Miglautsch cautions marketers to be careful in merging customer data from disparate sources. "Once you merge the wrong records together … you just got rid of the lifetime value for one good customer and gave it to [what could be] a first-time customer."
Grossman points out that not all data problems can be fixed—at least not without considerable expense. She advises marketers to flag records that aren't complete or correct, and to be careful when using them in future data mining projects.
The time frame for all this cleansing, de-duping and general prepping? Niebergall estimates that the first effort takes between five and 10 days for basic processing on files that run a few million names. Future maintenance that is conducted, say, once a quarter, can be automated and knocked out in anywhere from less than 24 hours to three days.
Second Step: Data Pattern Analysis
To find bigger data anomalies that don't show up in what Miglautsch refers to as the "spell-check" phase of a data audit, you actually have to run some simple data mining programs.
Miglautsch asks marketers for some RFM reporting that helps him score the file and start looking for data patterns that don't make sense. For example, he remembers a marketer whose sales in the South were attributed to its main, southern retail location, rather than individual customers. Initial analysis suggested that sales in the South came from just one ZIP code. Further investigation turned up the data input problem.
What's interesting and critical about this type of analysis is that you determine not only the mistakes that need to be caught and corrected, Miglautsch states, but identify golden opportunities.

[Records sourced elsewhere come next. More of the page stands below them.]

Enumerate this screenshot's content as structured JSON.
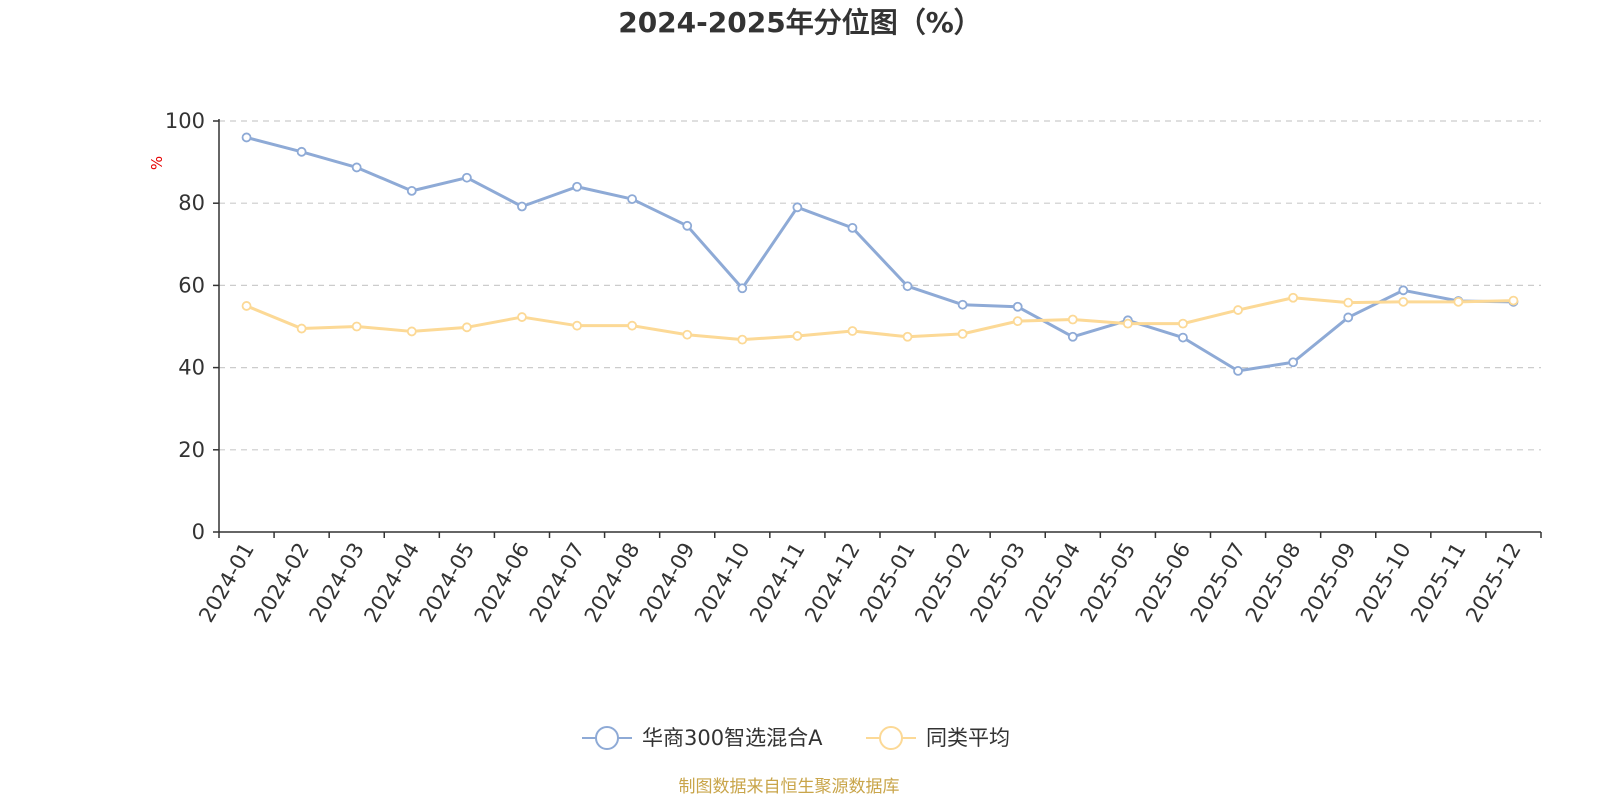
{
  "chart_data": {
    "type": "line",
    "title": "2024-2025年分位图（%）",
    "ylabel": "%",
    "xlabel": "",
    "ylim": [
      0,
      100
    ],
    "yticks": [
      0,
      20,
      40,
      60,
      80,
      100
    ],
    "grid": true,
    "legend_position": "bottom",
    "categories": [
      "2024-01",
      "2024-02",
      "2024-03",
      "2024-04",
      "2024-05",
      "2024-06",
      "2024-07",
      "2024-08",
      "2024-09",
      "2024-10",
      "2024-11",
      "2024-12",
      "2025-01",
      "2025-02",
      "2025-03",
      "2025-04",
      "2025-05",
      "2025-06",
      "2025-07",
      "2025-08",
      "2025-09",
      "2025-10",
      "2025-11",
      "2025-12"
    ],
    "series": [
      {
        "name": "华商300智选混合A",
        "color": "#8eaad6",
        "values": [
          96.0,
          92.5,
          88.7,
          83.0,
          86.2,
          79.2,
          84.0,
          81.0,
          74.5,
          59.3,
          79.0,
          74.0,
          59.8,
          55.3,
          54.8,
          47.5,
          51.5,
          47.3,
          39.2,
          41.3,
          52.2,
          58.8,
          56.2,
          56.0
        ]
      },
      {
        "name": "同类平均",
        "color": "#fcd996",
        "values": [
          55.0,
          49.5,
          50.0,
          48.8,
          49.8,
          52.3,
          50.2,
          50.2,
          48.0,
          46.8,
          47.7,
          48.9,
          47.5,
          48.2,
          51.3,
          51.7,
          50.7,
          50.7,
          54.0,
          57.0,
          55.8,
          56.0,
          56.0,
          56.3
        ]
      }
    ],
    "source": "制图数据来自恒生聚源数据库",
    "source_color": "#c9a54a",
    "axis_color": "#333333",
    "grid_color": "#cccccc"
  }
}
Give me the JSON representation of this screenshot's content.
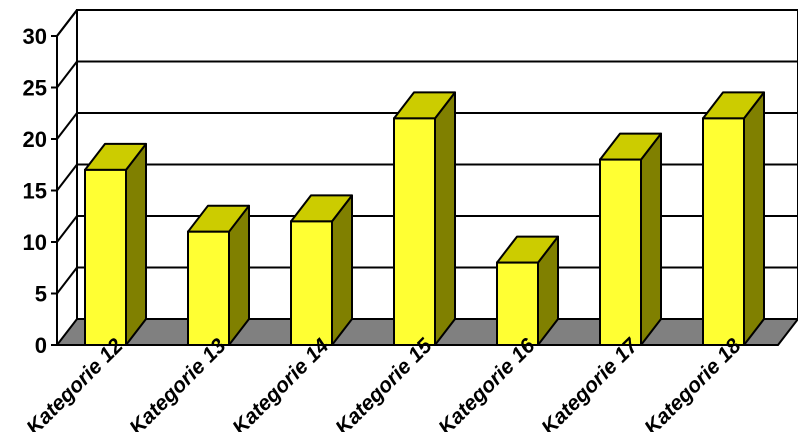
{
  "chart_data": {
    "type": "bar",
    "style": "3d",
    "categories": [
      "Kategorie 12",
      "Kategorie 13",
      "Kategorie 14",
      "Kategorie 15",
      "Kategorie 16",
      "Kategorie 17",
      "Kategorie 18"
    ],
    "values": [
      17,
      11,
      12,
      22,
      8,
      18,
      22
    ],
    "title": "",
    "xlabel": "",
    "ylabel": "",
    "ylim": [
      0,
      30
    ],
    "yticks": [
      "0",
      "5",
      "10",
      "15",
      "20",
      "25",
      "30"
    ],
    "grid": true,
    "legend": "none",
    "colors": {
      "bar_front": "#ffff33",
      "bar_top": "#cccc00",
      "bar_side": "#808000",
      "floor": "#808080",
      "gridline": "#000000"
    }
  }
}
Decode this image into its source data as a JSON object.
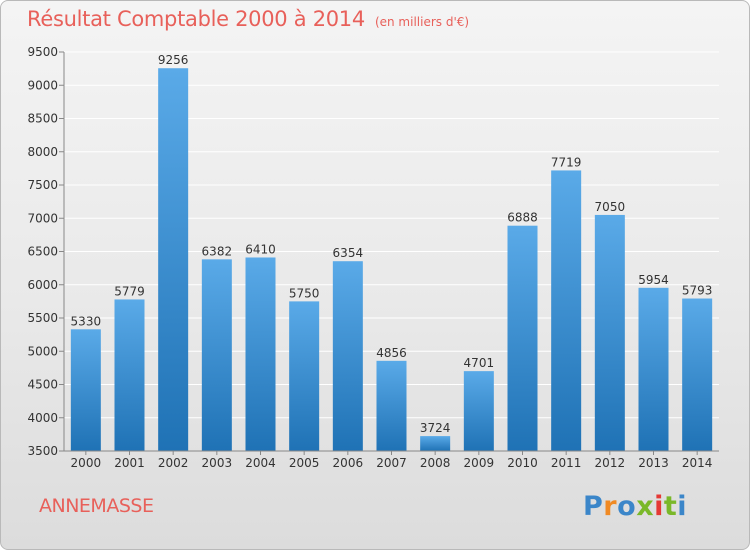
{
  "title": "Résultat Comptable 2000 à 2014",
  "subtitle": "(en milliers d'€)",
  "place": "ANNEMASSE",
  "logo": {
    "letters": [
      "P",
      "r",
      "o",
      "x",
      "i",
      "t",
      "i"
    ],
    "colors": [
      "#3b86c9",
      "#f08a24",
      "#3b86c9",
      "#7ab829",
      "#e53935",
      "#7ab829",
      "#3b86c9"
    ]
  },
  "colors": {
    "title": "#e8605a",
    "bar_top": "#5aaae8",
    "bar_bottom": "#1f72b5",
    "grid": "#ffffff",
    "axis": "#888888",
    "text": "#333333"
  },
  "chart_data": {
    "type": "bar",
    "categories": [
      "2000",
      "2001",
      "2002",
      "2003",
      "2004",
      "2005",
      "2006",
      "2007",
      "2008",
      "2009",
      "2010",
      "2011",
      "2012",
      "2013",
      "2014"
    ],
    "values": [
      5330,
      5779,
      9256,
      6382,
      6410,
      5750,
      6354,
      4856,
      3724,
      4701,
      6888,
      7719,
      7050,
      5954,
      5793
    ],
    "ylim": [
      3500,
      9500
    ],
    "yticks": [
      3500,
      4000,
      4500,
      5000,
      5500,
      6000,
      6500,
      7000,
      7500,
      8000,
      8500,
      9000,
      9500
    ],
    "grid": true,
    "data_labels": true
  }
}
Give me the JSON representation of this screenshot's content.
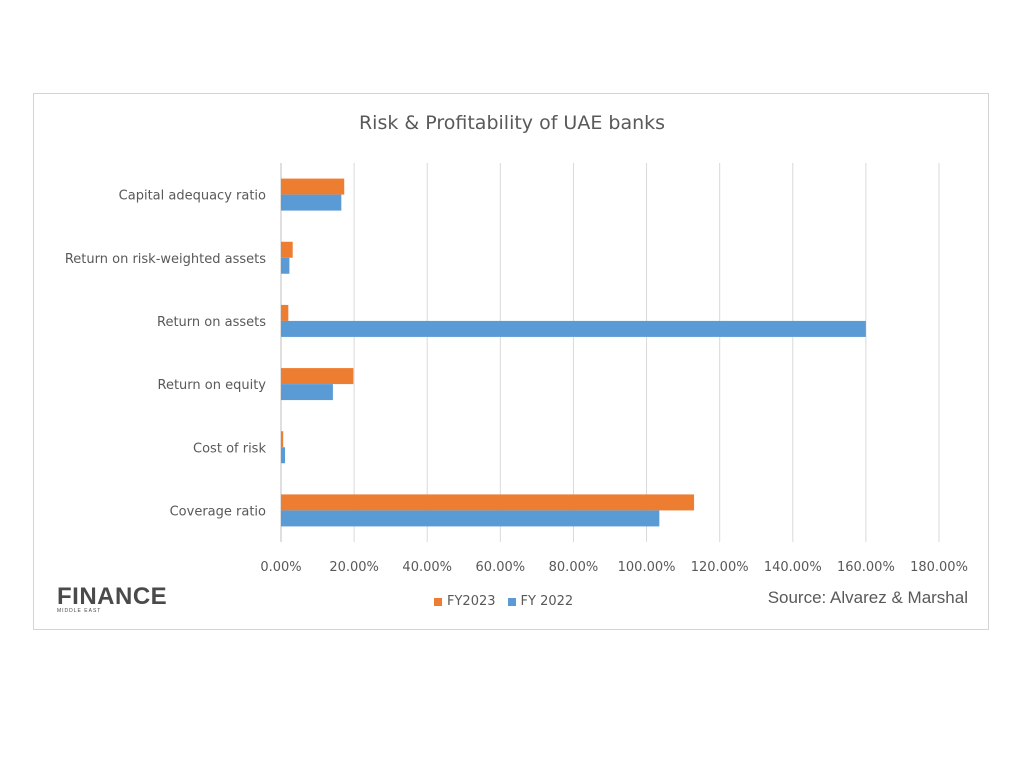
{
  "chart_data": {
    "type": "bar",
    "orientation": "horizontal",
    "title": "Risk & Profitability of UAE banks",
    "categories": [
      "Capital adequacy ratio",
      "Return on risk-weighted assets",
      "Return on assets",
      "Return on equity",
      "Cost of risk",
      "Coverage ratio"
    ],
    "series": [
      {
        "name": "FY2023",
        "color": "#ed7d31",
        "values": [
          17.3,
          3.2,
          2.0,
          19.8,
          0.6,
          113.0
        ]
      },
      {
        "name": "FY 2022",
        "color": "#5b9bd5",
        "values": [
          16.5,
          2.3,
          160.0,
          14.2,
          1.1,
          103.5
        ]
      }
    ],
    "xlim": [
      0,
      180
    ],
    "xticks": [
      "0.00%",
      "20.00%",
      "40.00%",
      "60.00%",
      "80.00%",
      "100.00%",
      "120.00%",
      "140.00%",
      "160.00%",
      "180.00%"
    ],
    "grid": true,
    "legend_position": "bottom"
  },
  "source": "Source: Alvarez & Marshal",
  "logo": {
    "main": "FINANCE",
    "sub": "MIDDLE EAST"
  }
}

A catalog marketer whose primary customer base was in the Northeast, Miglautsch explains, found that response to its mailings dropped significantly in the South. Instead of scaling back efforts in the South, the marketer examined the reasons behind this sales challenge. The solution was in its creative, which featured snowy landscapes that didn't connect with southern customers, explains Miglautsch.
Product classification also should be carefully analyzed. Sometimes, marketers have so many SKUs that they're hard pressed to draw any definitive conclusions from their order history, says Peter Vlahakos, who heads up Donnelley Marketing's analytical team. Marketers can roll up their SKUs into product categories, he explains.
For non-address type information, such as product codes, order history and self-reported information, analysis can take several weeks to several months, says Kasmarski. The time frame depends on the availability and knowledge of the marketer's IT staff, number of fields, quality of the data, and the documentation on data sources.
Third Step: Assess Your Data Readiness
Depending on the activity you're trying to predict or the trends you want to identify, you can do modeling or segmentation with less than complete data in all fields, says Vlahakos.
Ideally, he states, you would like all fields populated, but more often than not, you don't have all the information. Enhancement data can fill in some of those gaps. By focusing on the more populated fields, which tend to be the more predictive ones anyway, you will get a stronger result.
Vlahakos adds that it's important to ensure you've got a representative customer sample. "Typically, you want to get customers that are new to [your firm] in the last year or so," he states, explaining that you want to look at recent behavior and be sure you can append current data to current records.
Competition is driving marketers to make promotions more relevant to customers to be successful. Relevancy depends not only on what data you can capture, but on your ability to understand what it means and how your entire organization will leverage this knowledge in customer interactions.